Литмир - Электронная Библиотека
A
A

За плотиной их ждала машина — единственная тогда полуторка в колхозе, которую для этого торжественного случая утыкали по бортам березовыми ветками.

Толпа остановилась и замолкла, когда в кузове машины, среди березок, появился председатель колхоза и поднял руку. Был Позднин тогда еще не старым, как сейчас, а крепким мужичком лет под пятьдесят, с крупными густыми усами, как у вождя на портрете, одет в выцветший китель, на котором, словно в парадный день, висели два ордена и несколько медалей. Позднин снял кепку и посмотрел на призывников пытливо, недоверчиво и опять поднял руку.

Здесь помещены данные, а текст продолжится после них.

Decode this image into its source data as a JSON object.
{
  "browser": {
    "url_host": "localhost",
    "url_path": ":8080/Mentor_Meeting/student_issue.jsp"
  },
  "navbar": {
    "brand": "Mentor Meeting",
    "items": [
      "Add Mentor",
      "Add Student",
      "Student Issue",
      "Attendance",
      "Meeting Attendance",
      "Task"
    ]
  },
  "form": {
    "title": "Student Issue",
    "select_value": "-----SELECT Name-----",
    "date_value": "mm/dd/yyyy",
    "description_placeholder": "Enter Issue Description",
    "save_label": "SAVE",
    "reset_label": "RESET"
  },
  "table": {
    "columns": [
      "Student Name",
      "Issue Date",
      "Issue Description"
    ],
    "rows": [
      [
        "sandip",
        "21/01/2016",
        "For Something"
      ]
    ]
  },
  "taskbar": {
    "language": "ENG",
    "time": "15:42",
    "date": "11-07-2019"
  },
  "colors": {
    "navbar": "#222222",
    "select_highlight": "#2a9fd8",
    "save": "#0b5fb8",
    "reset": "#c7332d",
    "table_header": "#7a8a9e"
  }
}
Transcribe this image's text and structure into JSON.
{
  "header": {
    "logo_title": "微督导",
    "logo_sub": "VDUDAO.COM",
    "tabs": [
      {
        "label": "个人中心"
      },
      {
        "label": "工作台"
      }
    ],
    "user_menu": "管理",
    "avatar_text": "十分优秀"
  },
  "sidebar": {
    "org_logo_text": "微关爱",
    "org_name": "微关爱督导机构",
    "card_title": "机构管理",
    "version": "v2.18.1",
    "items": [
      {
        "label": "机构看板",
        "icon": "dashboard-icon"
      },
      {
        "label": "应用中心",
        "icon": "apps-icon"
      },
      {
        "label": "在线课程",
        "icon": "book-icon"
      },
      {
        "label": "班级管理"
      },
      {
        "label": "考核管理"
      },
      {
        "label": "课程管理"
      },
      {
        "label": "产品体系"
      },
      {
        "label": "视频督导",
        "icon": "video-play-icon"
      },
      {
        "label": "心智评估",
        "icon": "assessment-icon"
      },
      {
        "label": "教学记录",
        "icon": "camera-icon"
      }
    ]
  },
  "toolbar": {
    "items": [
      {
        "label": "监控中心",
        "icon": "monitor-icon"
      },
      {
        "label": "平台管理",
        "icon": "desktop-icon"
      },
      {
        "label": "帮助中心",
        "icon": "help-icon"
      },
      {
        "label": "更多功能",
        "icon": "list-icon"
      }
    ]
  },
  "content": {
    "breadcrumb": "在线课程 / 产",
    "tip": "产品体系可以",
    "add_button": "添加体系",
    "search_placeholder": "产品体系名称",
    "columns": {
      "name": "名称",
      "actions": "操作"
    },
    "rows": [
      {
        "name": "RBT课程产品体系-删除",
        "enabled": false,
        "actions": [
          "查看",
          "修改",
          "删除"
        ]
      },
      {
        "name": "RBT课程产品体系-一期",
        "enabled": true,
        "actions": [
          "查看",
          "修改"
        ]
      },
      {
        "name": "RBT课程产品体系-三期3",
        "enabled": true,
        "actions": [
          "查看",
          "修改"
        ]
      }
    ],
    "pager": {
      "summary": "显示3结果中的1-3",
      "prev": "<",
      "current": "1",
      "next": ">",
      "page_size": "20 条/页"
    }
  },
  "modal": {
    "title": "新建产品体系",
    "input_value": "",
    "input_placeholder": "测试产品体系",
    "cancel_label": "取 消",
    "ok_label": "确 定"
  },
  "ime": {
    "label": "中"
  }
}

— Товарищи! — торжественно и громко начал он, когда шум притих. — Сегодня мы провожаем наших сынов, наших колхозных соколов в доблестную Советскую Армию, которая своим геройством разбила фашистского гада и уничтожила в его логове!

Кто-то громко всхлипнул, на него зашикали. Позднин снова, предупреждающе, поднял руку.

— Какой же наказ мы им дадим, граждане-колхозники? — Позднин обвел глазами толпу, в которой большинство было женщин, а из мужчин — старики да подростки. — А вот какой: служите честно, как служили ваши отцы и деды Советской власти, добивайтесь высоких успехов в боевой и политической подготовке. А если придется, — тут голос председателя зазвенел, как струна на высокой ноте, — если придется воевать с международным капиталом, то разбивайте его раз и навсегда, до полной победы!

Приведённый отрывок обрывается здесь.